Accumulate 3k Row and Max Double Unders

(1 person rows, 1 person does double unders)

As we head toward the New Year it’s time to reconnect and catch up with friends and loved ones.  Use today’s Rowing WOD as an opportunity to work hard together and feel good going into the New Year.

Competition is a big part of rowing and sports, especially when there are teams or communities involved.  While the thrill of intrinsic motivation should be what drives us, we should not forget about the power of the opponent or the teammate in competition.  We can push ourselves as individuals, but the opportunity to push ourselves against others will only make us better.

For today’s Rowing WOD put together teams of two and compete.  You and your partner can switch whenever you want.  What will be your strategy? (If you have to do this on your own then accumulate 2k by rowing 500m intervals and performing double unders for the amount of time it took you to row the 500m.)

Post your time and max double unders to comments.  Team Names Encouraged!

Rowing WOD 12/27: “Hills” 3x10min w/ 4min Rest – Post Distance for Each Piece

Rowing WOD 12/27:

“Hills”

3 x 10min w/ 4min Rest as follows …

4min @22 s/m

3min @24

2min @26

RR Finish Timing1min @28

I hope everyone had a great holiday and is ready to get back to training.  We did this Rowing WOD a few weeks ago.  This time the ratings are shifted down a bit to let us work off that holiday sluggishness and really bring back our focus on technique.  Everyone should be feeling for connection, suspension, and body preparation.  Try to be smooth, effortless, and natural.

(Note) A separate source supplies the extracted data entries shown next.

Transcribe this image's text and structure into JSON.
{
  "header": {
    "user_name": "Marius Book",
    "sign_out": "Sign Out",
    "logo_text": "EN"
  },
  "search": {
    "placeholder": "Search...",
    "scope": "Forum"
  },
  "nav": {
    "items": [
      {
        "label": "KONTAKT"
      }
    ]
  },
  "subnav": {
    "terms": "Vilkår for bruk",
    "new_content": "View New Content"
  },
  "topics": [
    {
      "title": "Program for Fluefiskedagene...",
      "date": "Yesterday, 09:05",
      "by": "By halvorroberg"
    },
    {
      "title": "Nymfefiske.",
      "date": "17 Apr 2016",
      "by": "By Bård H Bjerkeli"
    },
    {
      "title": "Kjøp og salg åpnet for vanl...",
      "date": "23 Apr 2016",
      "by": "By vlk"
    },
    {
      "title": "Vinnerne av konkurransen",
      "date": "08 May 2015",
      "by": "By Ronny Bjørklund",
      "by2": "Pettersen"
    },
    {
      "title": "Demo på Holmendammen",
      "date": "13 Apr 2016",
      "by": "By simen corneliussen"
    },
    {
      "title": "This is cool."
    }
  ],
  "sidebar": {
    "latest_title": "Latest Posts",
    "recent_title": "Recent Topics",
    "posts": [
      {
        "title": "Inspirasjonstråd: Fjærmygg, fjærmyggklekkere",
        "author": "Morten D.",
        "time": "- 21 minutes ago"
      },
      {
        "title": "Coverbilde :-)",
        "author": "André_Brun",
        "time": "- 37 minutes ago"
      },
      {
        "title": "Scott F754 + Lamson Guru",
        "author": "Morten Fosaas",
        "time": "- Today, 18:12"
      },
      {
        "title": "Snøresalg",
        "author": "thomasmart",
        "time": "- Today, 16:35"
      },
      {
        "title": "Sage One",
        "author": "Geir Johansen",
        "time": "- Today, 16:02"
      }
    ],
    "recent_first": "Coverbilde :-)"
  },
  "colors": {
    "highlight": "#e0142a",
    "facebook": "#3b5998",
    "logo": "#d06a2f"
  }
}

Rowing is a beautiful sport in that you create the resistance and determine how fast the boat moves.  That being said, keep in mind that you get out what you put in for things like strength, conditioning, and Rowing.  Ease into this workout for the first four minutes by finding your rhythm and breathing.  However, as the stroke rating goes up make sure you’re putting in the effort to bring the 500m split down and keep consistent pressure.

Set the monitor for 10 minutes of work and 4 minutes of rest.  During each ten minute piece follow the prescribed rating shifts.

Post your distance for each piece to comments.